Après avoir mis au point, en fin de semaine dernière, un prototype en coton et polyester, en s'inspirant de ce qu'avait fait le CHU de Grenoble, la PME du Roannais l'a soumis lundi à la Direction générale de l'armement et aux autorités de santé. Après quelques modifications, ce masque lavable et réutilisable est entré en production dès mardi. « Les premières commandes sont parties mercredi en direction du service cancérologie d'un hôpital lyonnais », a précisé aux « Echos » Eric Boël, son président.

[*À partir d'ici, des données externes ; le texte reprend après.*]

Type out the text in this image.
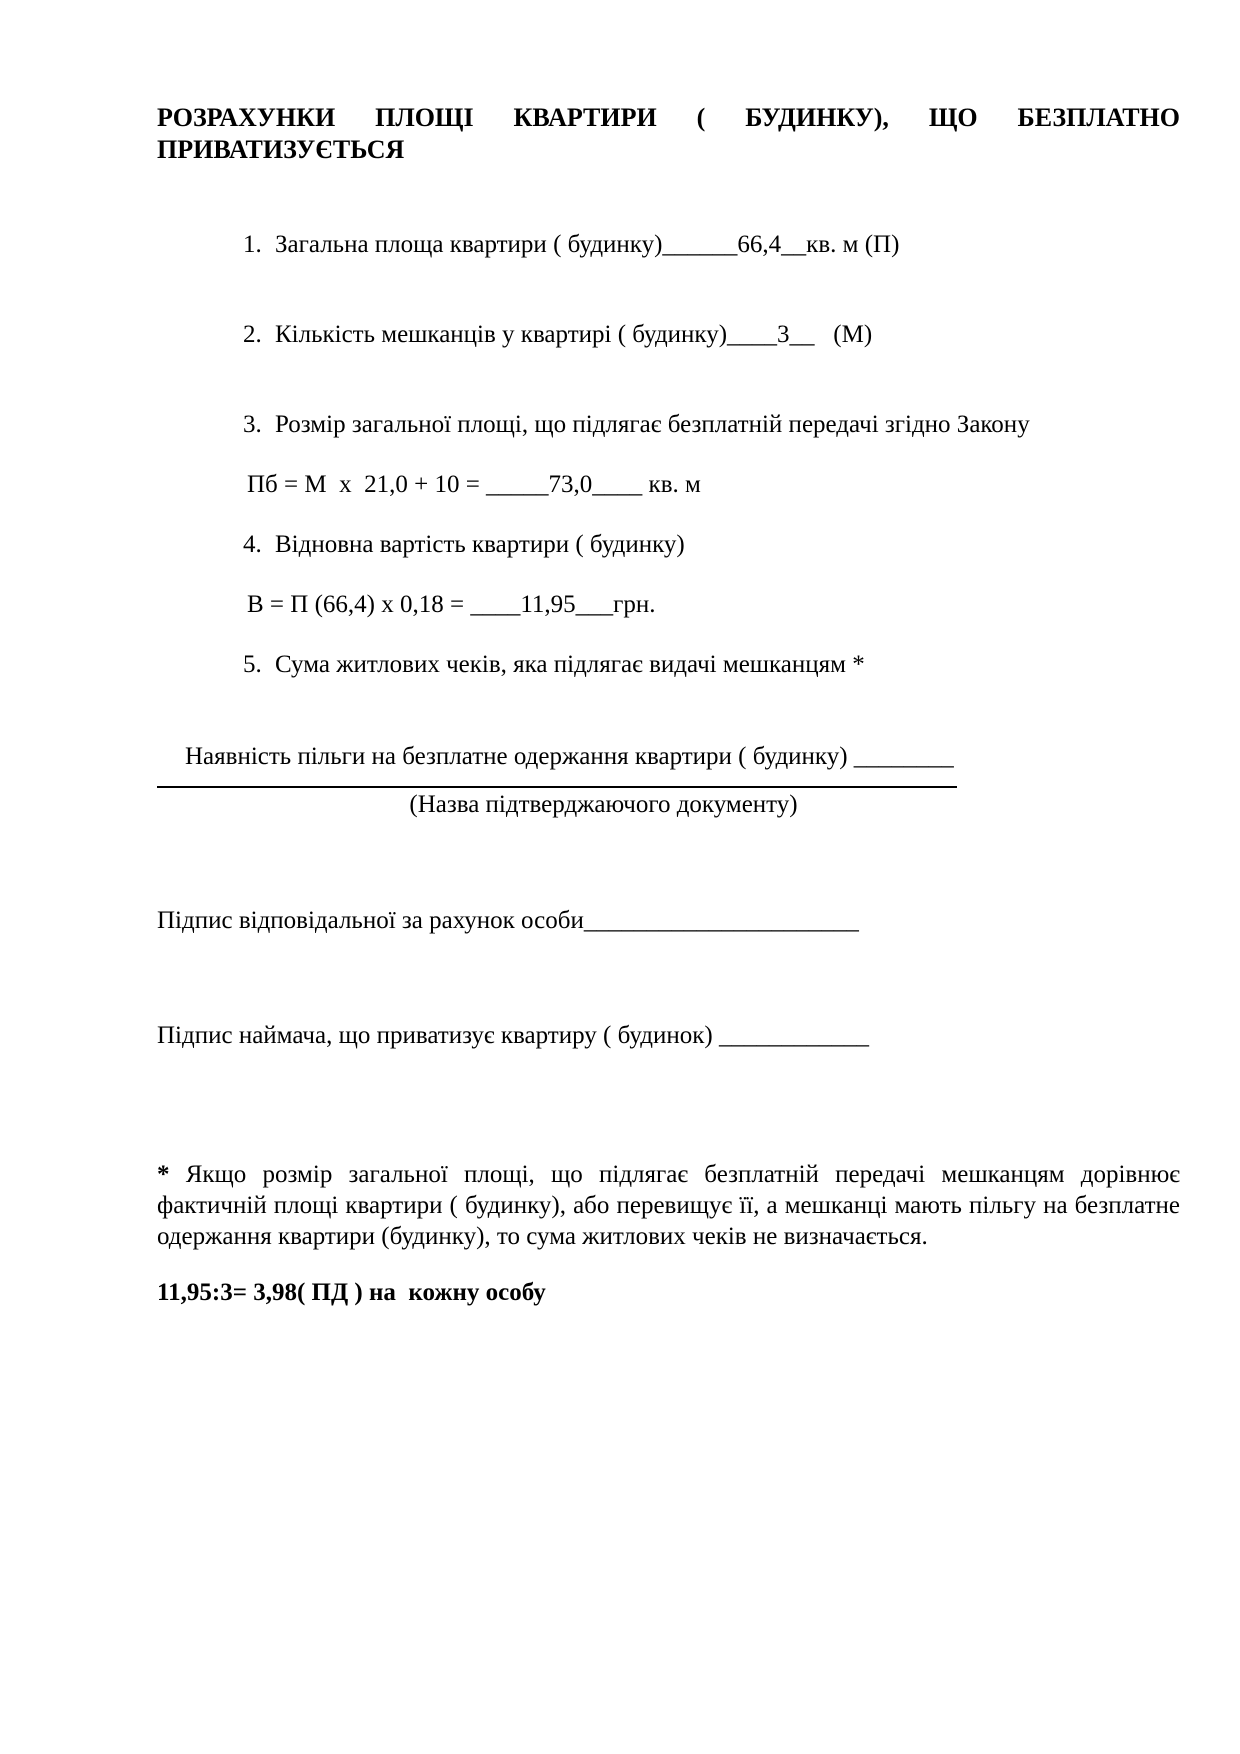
РОЗРАХУНКИ ПЛОЩІ КВАРТИРИ ( БУДИНКУ), ЩО БЕЗПЛАТНО
ПРИВАТИЗУЄТЬСЯ

1. Загальна площа квартири ( будинку)______66,4__кв. м (П)

2. Кількість мешканців у квартирі ( будинку)____3__   (М)

3. Розмір загальної площі, що підлягає безплатній передачі згідно Закону

Пб = М  х  21,0 + 10 = _____73,0____ кв. м

4. Відновна вартість квартири ( будинку)

В = П (66,4) х 0,18 = ____11,95___грн.

5. Сума житлових чеків, яка підлягає видачі мешканцям *

Наявність пільги на безплатне одержання квартири ( будинку) ________
(Назва підтверджаючого документу)
Підпис відповідальної за рахунок особи______________________
Підпис наймача, що приватизує квартиру ( будинок) ____________
* Якщо розмір загальної площі, що підлягає безплатній передачі мешканцям дорівнює
фактичній площі квартири ( будинку), або перевищує її, а мешканці мають пільгу на безплатне
одержання квартири (будинку), то сума житлових чеків не визначається.
11,95:3= 3,98( ПД ) на  кожну особу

Pas un substitut aux masques normalisés

« Pour accélérer les livraisons, elles s'effectuent par rouleaux de 200 à 300 masques, qu'il suffira de découper sans aucune confection à réaliser - les élastiques étant déjà fixés lors du tissage -, de passer au fer à vapeur et de laver à 30 °C à l'aide de détergents classiques avant utilisation », précisent-ils. Ce produit innovant n'est pas constitué de matériaux non tissés, comme les actuels masques de protection, mais de deux couches de coton recyclé et d'une couche molletonnée de polyester texturé. « Il ne prétend pas se substituer aux masques normalisés », mais il a vocation à équiper les personnes, y compris du secteur médical, qui ne sont pas directement en contact avec le virus. Afin d'allouer les masques de type FFP2 disponibles à ceux qui en ont vraiment besoin.

En fonctionnant 24 heures sur 24, 7 jours sur 7, les 80 métiers à tisser jacquard de LTC devraient produire quotidiennement 100.000 masques. « Nous transférerons dans la semaine les informations [protocole de fabrication, patron, grammage, composition des fils, NDLR] de cette innovation à nos confrères tisseurs industriels français, pour tous ensemble contribuer à vaincre cette épidémie », annoncent ses dirigeants.